Photo credit: Wikimedia Commons
Since the 1970s, the population of Galapagos penguins—the only penguin species to reside in the northern hemisphere—has decreased by more than 50 percent. Habitat loss and competition from invasive species are thought to be the two drivers of this decline—which, if left unchecked, is expected to lead to extinction before the end of the century.
Fortunately, a group of conservationists have set out to divert the species from this unhappy end. To do this, they have built 120 new homes for the penguins.Typically, the penguins build their nests in shaded areas between rocks or lava tubes. The problem is that as their habitat has decreased, the crevices available for nesting have become limited. Furthermore, introduced predators like cats, dogs, rats, and pigs manage to disturb the nests.
More nesting sites—and greater protection from new predators—are essential if the population is to stabilize, explained Dee Boersma of the University of Washington.

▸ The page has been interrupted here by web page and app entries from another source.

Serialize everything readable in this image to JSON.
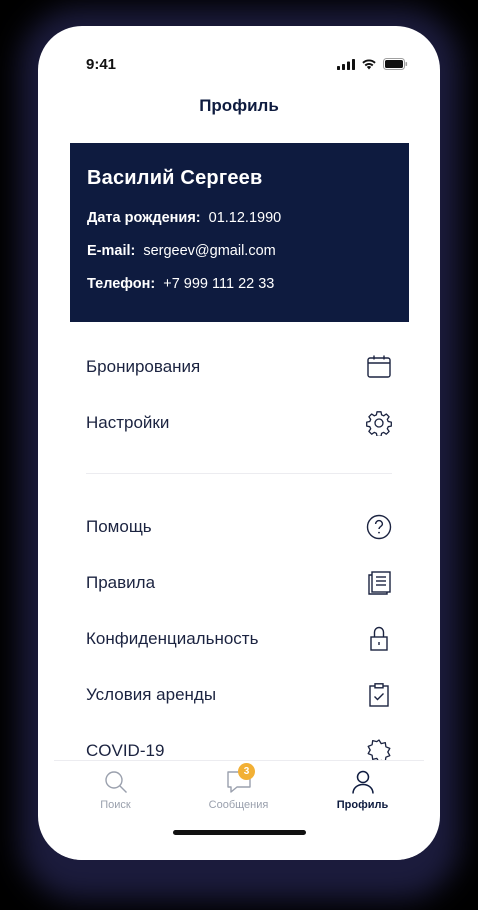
{
  "status_bar": {
    "time": "9:41"
  },
  "header": {
    "title": "Профиль"
  },
  "profile": {
    "name": "Василий Сергеев",
    "birth_label": "Дата рождения:",
    "birth_value": "01.12.1990",
    "email_label": "E-mail:",
    "email_value": "sergeev@gmail.com",
    "phone_label": "Телефон:",
    "phone_value": "+7 999 111 22 33"
  },
  "menu_top": [
    {
      "label": "Бронирования",
      "icon": "calendar-icon"
    },
    {
      "label": "Настройки",
      "icon": "gear-icon"
    }
  ],
  "menu_bottom": [
    {
      "label": "Помощь",
      "icon": "help-icon"
    },
    {
      "label": "Правила",
      "icon": "documents-icon"
    },
    {
      "label": "Конфиденциальность",
      "icon": "lock-icon"
    },
    {
      "label": "Условия аренды",
      "icon": "clipboard-check-icon"
    },
    {
      "label": "COVID-19",
      "icon": "virus-icon"
    }
  ],
  "tabs": [
    {
      "label": "Поиск",
      "icon": "search-icon"
    },
    {
      "label": "Сообщения",
      "icon": "chat-icon",
      "badge": "3"
    },
    {
      "label": "Профиль",
      "icon": "user-icon",
      "active": true
    }
  ],
  "colors": {
    "primary": "#0e1b3f",
    "badge": "#f2b035",
    "inactive": "#9aa0ad"
  }
}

In September, Boersma led a team that build 120 new crevices—in areas isolated from invasive species—from collected lava rocks. She explained:
Our whole goal is to increase the population of Galápagos penguins, and the way to do that is to make sure that when conditions are good, when they're not food-challenged, that all of them will be able to breed.
The nesting sites, she said, were completed just in time: Warm La Nina currents are expected to make the next months particularly productive for penguin breeding.
The team plans to return to the sites in February to survey the success of the new nesting sites.